According to numerous CXOs, the most significant impact of nonfinancial risk incidents lies in the long-term erosion of shareholder value, not in direct losses.
As a result of increased pressure on boards to better provide risk oversight, many organizations are now strategically designing their integrated risk management (IRM) programs to optimize shareholder value to enable them to better identify risk events in advance and proactively respond.
Experts repeatedly highlighted the value of bridging risk programs and metrics with strategic initiatives and objectives.
4. Nimble GRC and Anticipatory Risk Management
“Risk management is everyone’s job.”
– Sarah Dahlgren, Head of Regulatory Relations – Corporate Risk at Wells Fargo & Company
GRC must be agile in a society where disruption is the only constant. We need to anticipate risks more proactively to get ahead of the game. Starting this will require greater collaboration and participation across all the lines of defense, particularly the first line.
Others discussing risk culture indicated the importance of becoming more creative in risk management practices so more can be accomplished with less. They agreed that oversight processes must also become simpler.

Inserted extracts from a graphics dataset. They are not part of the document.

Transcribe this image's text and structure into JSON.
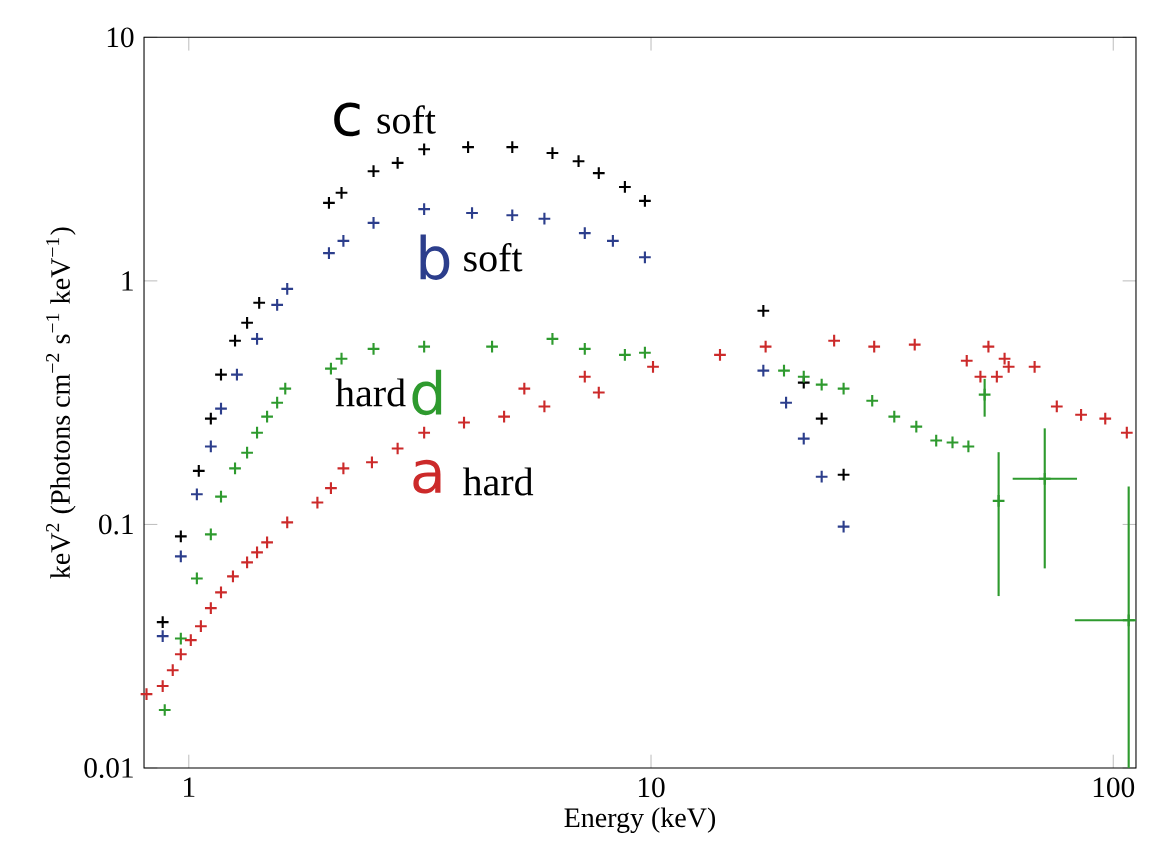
{
  "chart_data": {
    "type": "scatter",
    "xlabel": "Energy (keV)",
    "ylabel": "keV$^{2}$ (Photons cm$^{−2}$ s$^{−1}$ keV$^{−1}$)",
    "log": "xy",
    "xlim": [
      0.8,
      112
    ],
    "ylim": [
      0.01,
      10
    ],
    "xticks": [
      1,
      10,
      100
    ],
    "yticks": [
      0.01,
      0.1,
      1,
      10
    ],
    "marker": "cross",
    "annotations": [
      "soft",
      "soft",
      "hard",
      "hard"
    ],
    "series": [
      {
        "name": "c",
        "color": "#000000",
        "x": [
          0.878,
          0.961,
          1.051,
          1.116,
          1.174,
          1.259,
          1.337,
          1.42,
          2.01,
          2.14,
          2.51,
          2.83,
          3.23,
          4.02,
          5.01,
          6.12,
          6.97,
          7.71,
          8.78,
          9.7,
          17.5,
          21.4,
          23.4,
          26.1
        ],
        "values": [
          0.0397,
          0.0893,
          0.166,
          0.272,
          0.412,
          0.568,
          0.673,
          0.813,
          2.09,
          2.3,
          2.82,
          3.05,
          3.47,
          3.54,
          3.54,
          3.35,
          3.1,
          2.77,
          2.43,
          2.13,
          0.754,
          0.382,
          0.272,
          0.16
        ]
      },
      {
        "name": "b",
        "color": "#2c3e8c",
        "x": [
          0.878,
          0.961,
          1.041,
          1.116,
          1.174,
          1.271,
          1.405,
          1.553,
          1.633,
          2.01,
          2.16,
          2.51,
          3.23,
          4.1,
          5.01,
          5.88,
          7.19,
          8.27,
          9.7,
          17.5,
          19.6,
          21.4,
          23.4,
          26.1
        ],
        "values": [
          0.0348,
          0.0739,
          0.133,
          0.209,
          0.299,
          0.412,
          0.578,
          0.797,
          0.927,
          1.3,
          1.46,
          1.73,
          1.97,
          1.9,
          1.86,
          1.8,
          1.57,
          1.46,
          1.25,
          0.428,
          0.316,
          0.225,
          0.157,
          0.098
        ]
      },
      {
        "name": "d",
        "color": "#2e9a2e",
        "x": [
          0.887,
          0.961,
          1.041,
          1.116,
          1.174,
          1.259,
          1.337,
          1.405,
          1.477,
          1.553,
          1.617,
          2.03,
          2.14,
          2.51,
          3.23,
          4.53,
          6.12,
          7.19,
          8.78,
          9.7,
          19.4,
          21.4,
          23.4,
          26.1,
          30.1,
          33.6,
          37.5,
          41.4,
          44.9,
          48.6,
          52.7,
          56.5,
          71.1,
          108
        ],
        "values": [
          0.0173,
          0.034,
          0.06,
          0.091,
          0.13,
          0.17,
          0.197,
          0.238,
          0.277,
          0.316,
          0.361,
          0.436,
          0.479,
          0.526,
          0.537,
          0.537,
          0.578,
          0.526,
          0.497,
          0.507,
          0.428,
          0.404,
          0.375,
          0.361,
          0.322,
          0.277,
          0.252,
          0.221,
          0.217,
          0.209,
          0.341,
          0.125,
          0.154,
          0.0404
        ],
        "errors": [
          null,
          null,
          null,
          null,
          null,
          null,
          null,
          null,
          null,
          null,
          null,
          null,
          null,
          null,
          null,
          null,
          null,
          null,
          null,
          null,
          null,
          null,
          null,
          null,
          null,
          null,
          null,
          null,
          null,
          null,
          [
            0.277,
            0.396
          ],
          [
            0.0508,
            0.198
          ],
          [
            0.066,
            0.248
          ],
          [
            0.01,
            0.143
          ]
        ],
        "xerrors": [
          null,
          null,
          null,
          null,
          null,
          null,
          null,
          null,
          null,
          null,
          null,
          null,
          null,
          null,
          null,
          null,
          null,
          null,
          null,
          null,
          null,
          null,
          null,
          null,
          null,
          null,
          null,
          null,
          null,
          null,
          null,
          null,
          [
            60.6,
            83.5
          ],
          [
            82.6,
            112
          ]
        ]
      },
      {
        "name": "a",
        "color": "#cc2a2a",
        "x": [
          0.81,
          0.878,
          0.923,
          0.961,
          1.01,
          1.062,
          1.116,
          1.174,
          1.246,
          1.337,
          1.405,
          1.477,
          1.633,
          1.898,
          2.03,
          2.16,
          2.49,
          2.83,
          3.23,
          3.94,
          4.81,
          5.88,
          7.71,
          5.32,
          7.19,
          10.1,
          14.1,
          17.7,
          24.9,
          30.4,
          37.2,
          48.2,
          51.6,
          53.7,
          56.0,
          58.2,
          59.4,
          67.6,
          75.5,
          85.2,
          96.1,
          107
        ],
        "values": [
          0.0201,
          0.0217,
          0.0252,
          0.0293,
          0.0335,
          0.0382,
          0.0453,
          0.0526,
          0.0612,
          0.0699,
          0.0768,
          0.0844,
          0.102,
          0.123,
          0.141,
          0.17,
          0.18,
          0.205,
          0.238,
          0.262,
          0.277,
          0.305,
          0.348,
          0.361,
          0.404,
          0.444,
          0.497,
          0.537,
          0.568,
          0.537,
          0.547,
          0.47,
          0.404,
          0.537,
          0.404,
          0.479,
          0.444,
          0.444,
          0.305,
          0.282,
          0.272,
          0.238
        ]
      }
    ]
  }
}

Many organizations have begun tying compensation policies to risk mitigation and issue resolution. The idea is to get to a point where more issues are self-identified rather than being spotted by internal audit or regulators.
5. Secure by Design
Innovation in artificial intelligence (AI) -based technologies inherently raises cybersecurity concerns.
Tony Scott, former U.S. Chief Information Officer, reiterated the need to foster “secure by design” technologies instead of trying to retrofit security and privacy into legacy systems.
“GRC for AI” was a trending topic. Professionals need to understand how humans can lead the AI revolution while keeping pace with the innovations. Even more importantly, they need to create an ethical and socially conscious version of AI.
“The future is software-defined everything,” according to Scott. With new software, including AI, there needs to be as much, if not more, attention as the engineering side.
It is becoming a necessity to link cybersecurity to the broader enterprise risk framework. To make the right decision in the right context, it is important that people have access to the right information.
Scott also discussed the importance of “zero trust” computing and staying aware of the other risks associated with a variety of connecting technologies.